El cabello era muy importante en Roma. Plebeyos y patricios, aunque especialmente estos últimos, invertían mucho tiempo y dinero en mejorar el aspecto de sus cabellos. Era cuestión de estatus y porte. En el post de hoy hablaremos del cabello en uno de los imperios más importantes de la historia.
Cuando pensamos en Roma, es posible que nos vengan rápidamente a la cabeza figuras como Rómulo y Remo, Julio César o Marco Aurelio. Todos ellos fueron romanos, aunque de los gemelos, especialmente de Remo, hay ciertas dudas todavía. Sin embargo, hay decenas de años entre unos y otros. Rómulo fue el primer rey de Roma, además de su legendario fundador, allá por el siglo VIII a.C., un periodo denominado Monarquía romana. Después vino la llamada República romana, que duró desde el siglo VI a.C. hasta el I; en los últimos años de este periodo es donde entra Julio César. Marco Aurelio perteneció al periodo conocido como Imperio romano, que se mantuvo en pie entre los siglos I y III, para decaer finalmente a partir del siglo IV. El fin del Imperio romano de occidente, lo que rápidamente relacionamos con las imágenes habituales de Roma, se fecha en el 476 d.C. La parte oriental del imperio, lo que se denominó Imperio bizantino, se mantuvo en pie hasta bien entrado el siglo XV.
Verás que hablamos de más de 1.000 años de historia.

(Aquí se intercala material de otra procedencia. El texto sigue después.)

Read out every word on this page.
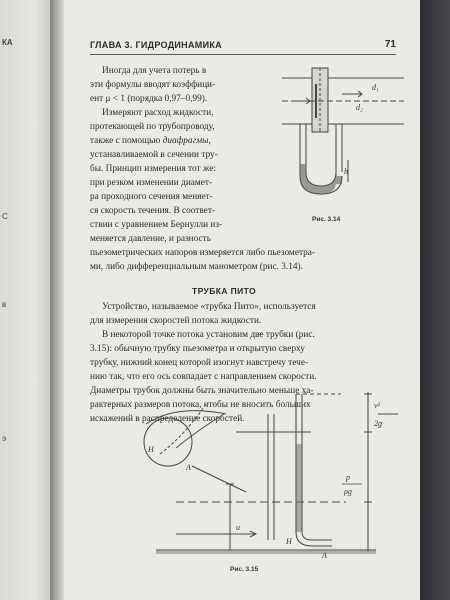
КА
С
в
э
ГЛАВА 3. ГИДРОДИНАМИКА	71
Иногда для учета потерь в
эти формулы вводят коэффици-
ент μ < 1 (порядка 0,97–0,99).
Измеряют расход жидкости,
протекающей по трубопроводу,
также с помощью диафрагмы,
устанавливаемой в сечении тру-
бы. Принцип измерения тот же:
при резком изменении диамет-
ра проходного сечения меняет-
ся скорость течения. В соответ-
ствии с уравнением Бернулли из-
меняется давление, и разность
пьезометрических напоров измеряется либо пьезометра-
ми, либо дифференциальным манометром (рис. 3.14).
ТРУБКА ПИТО
Устройство, называемое «трубка Пито», используется
для измерения скоростей потока жидкости.
В некоторой точке потока установим две трубки (рис.
3.15): обычную трубку пьезометра и открытую сверху
трубку, нижний конец которой изогнут навстречу тече-
нию так, что его ось совпадает с направлением скорости.
Диаметры трубок должны быть значительно меньше ха-
рактерных размеров потока, чтобы не вносить больших
искажений в распределение скоростей.
d₁
d₂
h
Рис. 3.14
v²
2g
p
ρg
H
A
u
H
A
Рис. 3.15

A pesar de esta horquilla de tiempo, la importancia que los romanos concedían a su cabello fue siempre notable. Cambiaron los peinados, al principio había que huir de las barbas –ellos– y de las melenas –ellas–, pero con el tiempo los estilos se volvieron más diversos. Eso sí, al principio los romanos no se cortaron en continuar con los estilos que ya se habían popularizado entre las clases altas griegas.
Si algo había que molestara a los patricios de vidas tranquilas era la alopecia, tanto en sus fases iniciales como en las terminales. La falta total de cabello era sinónimo de poca hombría. Entre las soluciones para disimularla estaban los peinados con truco, como el todavía en uso estilo “cortinilla”, los tintes (las canas tampoco eran bienvenidas), ungüentos imaginativos y pintarse el cuero cabelludo. O trucos más ingeniosos, como la legendaria corona de laurel de la que Julio César nunca se separaba y servía para disimular sus carencias capilares.
¿Si la falta de pelo era preocupante, la larga melena era entonces deseable? Rotundamente, no. Las greñas eran propias de la barbarie, así que estaban prohibidas entre los ciudadanos respetables de Roma. Y también entre las mujeres: durante siglos no hubo una sola mujer que no se mostrara en público con un recogido.
Lo que hoy entendemos por peinado romano, que resulta de peinar el cabello hacia la cara y crear un flequillo desigual cuyos mechones se distinguen unos de otros por su forma de lengua, es una simplificación de las muchas variantes que desplegaban los peluqueros de la época. Su herramienta principal no eran tanto las tijeras, algo rudimentarias, como el llamado calamistro, un hierro que se calentaba al fuego y servía para crear bucles en el cabello. Como los griegos, cuyos dioses nunca peinaban cabellos lisos, los romanos amaban los rizos y no dudaban en acortar la vida de sus folículos pilosos sometiéndolos al hierro abrasador. (El resultado no es una sorpresa: coronas de laureles para todos)
En cuanto a las mujeres, los bucles también eran muy habituales. Como no se podía llevar el pelo largo, y cortarlo al estilo masculino estaba prohibido, los recogidos fueron la mejor solución. Trenzas, moños y recogidos varios con pasadores y cintas, y a veces todos a la vez, fueron tan habituales que hoy podemos ir a una peluquería y pedir una versión modernizada de un clásico peinado romano, aunque, eso sí, quien nos atienda quizá apuntille con un “Ah, sí, un peinado griego”.